Comment Re:There is no way a tokamak can be cost competiti (Score 1) 184

So why are we still funding fusion research at a billion dollar level? Why can't program officers get the message up the chain that funding should go elsewhere? There are similar fields ticking along with $100M/year funding.

I'm just getting started reviewing programs, but I can't wrap my head around this concept that wasting money is what you have to do as part of government scientific oversight. There are way too many good projects that go unfunded to spend money on things serious scientists agree will never work.

I have seen that periodic cuts in government funding due to lack of progress spur research communities into being more creative and pragmatic.
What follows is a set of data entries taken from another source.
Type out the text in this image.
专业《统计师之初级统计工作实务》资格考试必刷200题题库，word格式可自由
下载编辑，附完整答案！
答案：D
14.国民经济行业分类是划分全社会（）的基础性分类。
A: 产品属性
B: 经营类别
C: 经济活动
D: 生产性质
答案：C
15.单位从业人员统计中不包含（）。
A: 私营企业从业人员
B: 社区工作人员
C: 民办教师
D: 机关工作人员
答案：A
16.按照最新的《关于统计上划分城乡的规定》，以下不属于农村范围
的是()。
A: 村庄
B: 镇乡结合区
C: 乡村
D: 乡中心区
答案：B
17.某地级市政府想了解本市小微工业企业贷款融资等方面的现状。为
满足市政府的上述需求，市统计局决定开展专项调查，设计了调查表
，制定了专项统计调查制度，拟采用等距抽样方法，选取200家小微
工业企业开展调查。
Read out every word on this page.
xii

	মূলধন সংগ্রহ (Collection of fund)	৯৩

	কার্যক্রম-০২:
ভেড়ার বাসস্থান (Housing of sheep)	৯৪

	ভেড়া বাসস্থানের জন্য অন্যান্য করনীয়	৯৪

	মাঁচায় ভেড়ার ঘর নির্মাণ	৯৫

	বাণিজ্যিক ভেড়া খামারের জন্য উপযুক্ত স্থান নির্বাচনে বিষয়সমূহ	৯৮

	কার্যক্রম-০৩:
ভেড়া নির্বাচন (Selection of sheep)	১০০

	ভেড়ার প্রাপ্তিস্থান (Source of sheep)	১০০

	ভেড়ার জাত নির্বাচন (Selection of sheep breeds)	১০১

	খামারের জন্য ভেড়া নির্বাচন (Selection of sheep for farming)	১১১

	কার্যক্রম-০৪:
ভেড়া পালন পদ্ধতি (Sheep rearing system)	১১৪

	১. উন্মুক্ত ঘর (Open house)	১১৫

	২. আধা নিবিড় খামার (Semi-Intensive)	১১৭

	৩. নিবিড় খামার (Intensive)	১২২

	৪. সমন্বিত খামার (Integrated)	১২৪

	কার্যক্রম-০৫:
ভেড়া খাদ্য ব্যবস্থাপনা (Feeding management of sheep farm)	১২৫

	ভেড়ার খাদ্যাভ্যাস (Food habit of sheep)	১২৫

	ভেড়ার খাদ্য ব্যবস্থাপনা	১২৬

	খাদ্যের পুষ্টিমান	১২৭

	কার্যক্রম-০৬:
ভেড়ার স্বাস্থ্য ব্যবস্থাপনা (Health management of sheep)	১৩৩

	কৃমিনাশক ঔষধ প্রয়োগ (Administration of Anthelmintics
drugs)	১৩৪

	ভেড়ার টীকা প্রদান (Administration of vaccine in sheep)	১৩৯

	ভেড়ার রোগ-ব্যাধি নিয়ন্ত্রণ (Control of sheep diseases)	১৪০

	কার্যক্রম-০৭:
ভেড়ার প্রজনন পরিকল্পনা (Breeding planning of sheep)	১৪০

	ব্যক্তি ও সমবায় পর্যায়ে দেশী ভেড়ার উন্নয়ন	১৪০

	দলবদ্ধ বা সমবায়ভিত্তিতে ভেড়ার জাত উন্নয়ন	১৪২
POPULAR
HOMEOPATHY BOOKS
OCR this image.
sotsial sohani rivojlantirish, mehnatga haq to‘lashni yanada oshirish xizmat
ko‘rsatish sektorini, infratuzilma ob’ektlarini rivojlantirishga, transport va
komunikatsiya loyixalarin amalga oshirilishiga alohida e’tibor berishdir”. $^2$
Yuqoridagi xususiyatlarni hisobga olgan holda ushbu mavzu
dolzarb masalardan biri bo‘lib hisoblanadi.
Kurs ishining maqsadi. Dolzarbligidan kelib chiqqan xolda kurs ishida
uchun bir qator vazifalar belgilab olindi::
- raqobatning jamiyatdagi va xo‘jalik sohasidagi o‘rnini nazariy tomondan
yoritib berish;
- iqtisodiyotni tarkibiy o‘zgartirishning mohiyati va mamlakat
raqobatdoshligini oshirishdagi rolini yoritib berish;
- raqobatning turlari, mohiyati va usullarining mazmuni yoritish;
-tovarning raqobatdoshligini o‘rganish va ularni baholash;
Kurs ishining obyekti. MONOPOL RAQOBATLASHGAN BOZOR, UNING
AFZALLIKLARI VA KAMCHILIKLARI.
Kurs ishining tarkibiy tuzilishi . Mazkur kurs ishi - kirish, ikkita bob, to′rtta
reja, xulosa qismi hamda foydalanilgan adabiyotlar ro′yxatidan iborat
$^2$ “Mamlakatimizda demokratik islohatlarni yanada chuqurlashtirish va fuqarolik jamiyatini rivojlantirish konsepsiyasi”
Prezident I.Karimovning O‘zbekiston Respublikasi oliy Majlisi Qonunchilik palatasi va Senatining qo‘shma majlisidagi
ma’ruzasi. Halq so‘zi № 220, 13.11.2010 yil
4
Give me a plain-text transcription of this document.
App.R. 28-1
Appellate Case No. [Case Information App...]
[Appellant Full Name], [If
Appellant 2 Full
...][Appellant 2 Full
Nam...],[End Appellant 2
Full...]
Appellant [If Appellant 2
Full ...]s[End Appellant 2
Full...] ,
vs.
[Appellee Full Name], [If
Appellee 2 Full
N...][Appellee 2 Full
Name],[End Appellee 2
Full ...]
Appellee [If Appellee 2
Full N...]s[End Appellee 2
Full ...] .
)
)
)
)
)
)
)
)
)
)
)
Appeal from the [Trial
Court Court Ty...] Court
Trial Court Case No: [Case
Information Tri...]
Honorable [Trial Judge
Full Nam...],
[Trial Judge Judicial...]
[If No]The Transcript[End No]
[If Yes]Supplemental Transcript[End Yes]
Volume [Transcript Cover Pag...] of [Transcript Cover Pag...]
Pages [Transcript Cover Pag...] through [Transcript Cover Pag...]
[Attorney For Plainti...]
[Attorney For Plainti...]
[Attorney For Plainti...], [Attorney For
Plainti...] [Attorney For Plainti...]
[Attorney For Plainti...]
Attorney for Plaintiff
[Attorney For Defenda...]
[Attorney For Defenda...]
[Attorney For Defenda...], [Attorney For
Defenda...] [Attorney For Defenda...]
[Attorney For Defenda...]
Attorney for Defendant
Old tired ideas just don't die otherwise.

Comment people aren't computers (Score 1) 840

As much as people here would like to compare genetics to computer software, there's only so far that analogy goes.

Your genes will not force or prevent you from having a particular personality trait. They don't "make" you rebellious or creative or intelligent. Many purely physical characteristics are highly dependent on your environment. In addition you are dependent on non-genetic as well as genetic inherited biology. DNA alone does not include all the information necessary to make a person.

There are many people here with sophisticated understanding of technology, but not so many who understand biology. Biology has been moving faster than any other field over the last 10 years. Things you learned 5 years ago are now understood to be wrong. Try not to have a knee-jerk reaction based on science fiction fears.

Let's start with simple things like food. What would happen if people could drink saltier water without dehydrating, or synthesize more vitamins internally, or digest cellulose? Would that be terrible?

Comment Re:I visited the National Ignition Facility this y (Score 1) 543

I completely agree with your statement that we need big science. I think the idea of NIF is great and the use of a national lab to host such a facility is great, but...

Scientists have become more adept at marketing and the sociology of government funding. You see the material you linked as glowing examples of scientific achievement. As a scientist familiar with fusion, I see a collection of half truths and misleading statements. They don't need to worry about me. With their size and mission they live or die by broad political and military support.